Enter the "gig" economy
Congress passed FLSA in 1938 when most workers were on a company's payroll. Today, a growing number of workers are independent contractors and include freelancers, temporary workers and consultants. With on-demand companies, including transportation services like Uber and Lyft, independent workers make up the "gig" economy.
The late Dan Mabry Lacey, labor-market expert, predicted a massive change in the U.S. workforce in his 1988 book, Paycheck Disruption: Finding success in the Workplace of the 90's. He wrote that workers wouldn't be able to depend on traditional 9-to-5 employment in the near future and therefore must find independent ways of making a living.
Studies show that that's already happening. In a Randstad U.S. survey, 70% of workers and 68% of employers think the "gig" economy will dominate the workforce by 2025. Employers are hiring more independent contractors than ever before to stay productive while cutting costs. And workers are opting for more flexibility and control over their jobs.
Is classifying workers still relevant?
Employers and workers know change has already occurred. Why don't lawmakers? Jack Schaedel, a Los Angeles attorney with the Dykema law firm, cites paternalism as a possible root of some of the problem. The government still thinks it knows better than citizens what's best for them, he says. It continues classifying workers on the side of employees because independent workers don’t always pay taxes. And no tax payments mean revenue losses for the IRS.

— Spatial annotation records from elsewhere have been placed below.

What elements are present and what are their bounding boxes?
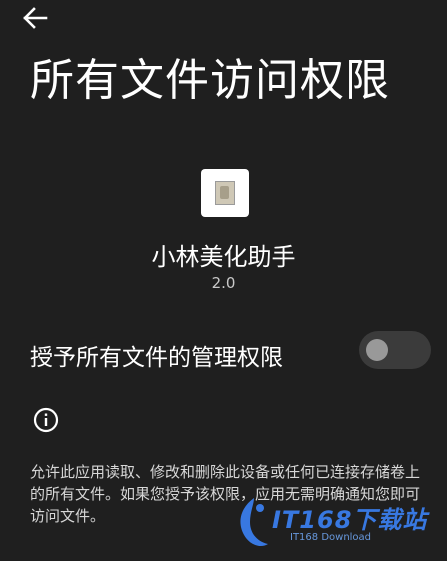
back-button[interactable] [22, 6, 50, 32]
app-icon [201, 169, 249, 217]
app-name: 小林美化助手 [151, 243, 296, 271]
page-title: 所有文件访问权限 [30, 55, 390, 106]
app-version: 2.0 [211, 274, 236, 292]
info-icon [32, 406, 60, 434]
watermark-title: IT168下载站 [272, 506, 428, 534]
permission-label: 授予所有文件的管理权限 [30, 345, 283, 371]
app-image-icon [215, 181, 235, 205]
watermark-logo-icon [240, 498, 268, 546]
arrow-left-icon [23, 7, 48, 29]
permission-toggle[interactable] [359, 331, 431, 369]
watermark-subtitle: IT168 Download [290, 532, 372, 543]
watermark: IT168下载站 IT168 Download [232, 492, 442, 554]
toggle-knob [366, 339, 388, 361]
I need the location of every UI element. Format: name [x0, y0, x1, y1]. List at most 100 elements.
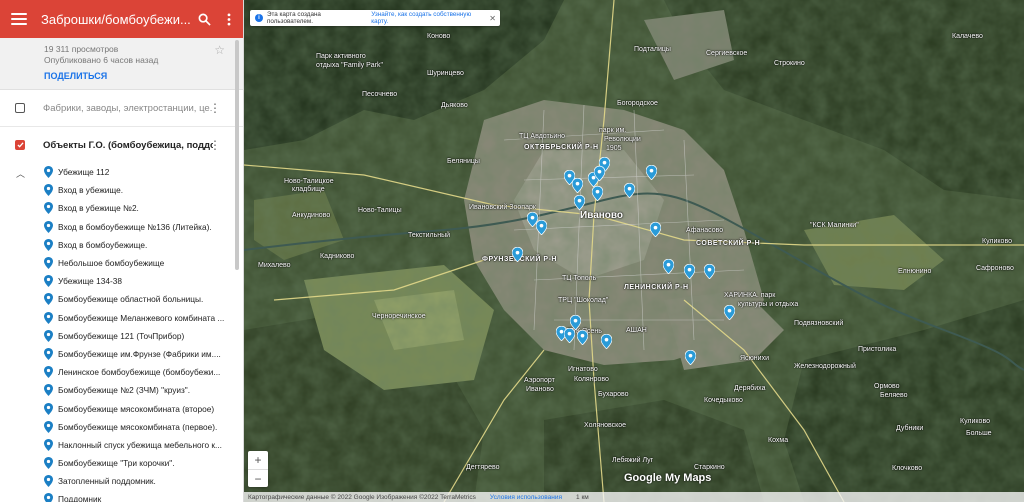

Another problem lies in the law. Schaedel says California law requires employers to prove a worker isn't an independent contractor. Misclassification can cost a business between $5,000 and $25,000 per violation, plus penalties for not writing contracts for independent workers or tracking their hours.
Technology has changed the way work gets done, so shouldn't the law reflect that? Ravin Jesuthasan, managing director at Willis Towers Watson and co-author of Lead the Work (2015) with John Boudreaux, says that artificial intelligence and robotics could eliminate some full- and part-time positions, but also create a more flexible, highly compensated pool of independent workers.
"Companies have discovered that they can get the work done in less than 1/6th of the time by hiring independent workers," says Jesuthasan. Through job reconstruction, he says employers can divide a traditional position into three components and hire three specialists to work more efficiently and cost-effectively on each part.
Also, the FLSA doesn't seem to be in touch with what independent workers want. Some have had trouble getting full- or part-time work, but many chose to be independent workers for the flexibility and control over their careers. A major drawback is that important employment-law protections aren't extended to them.
Redefining "independent contractor"
Schaedel says the law needs to redefine "independent contractor" to give employers more hiring flexibility without penalty and independent workers some important protections. He says employers could agree to split benefits with independent contractors.
"Employers must decide how much control over independent workers they're willing to give up," says Schaedel.
Jesuthasan agrees that antiquated laws must go. He says employers can take advantage of the technology, especially artificial intelligence and robotics, to control costs and bring on the highly skilled specialists that are needed to do the job.
Will lawmakers update or overturn the mandates on classifying workers?
Schaedel and Jesuthasan agree that employers will need to wait and see what will happen under the Trump administration. Schaedel says the new Labor Department secretary nominee, Alex Acosta, if affirmed, will likely roll back some of the Obama administration's mandates on worker classification.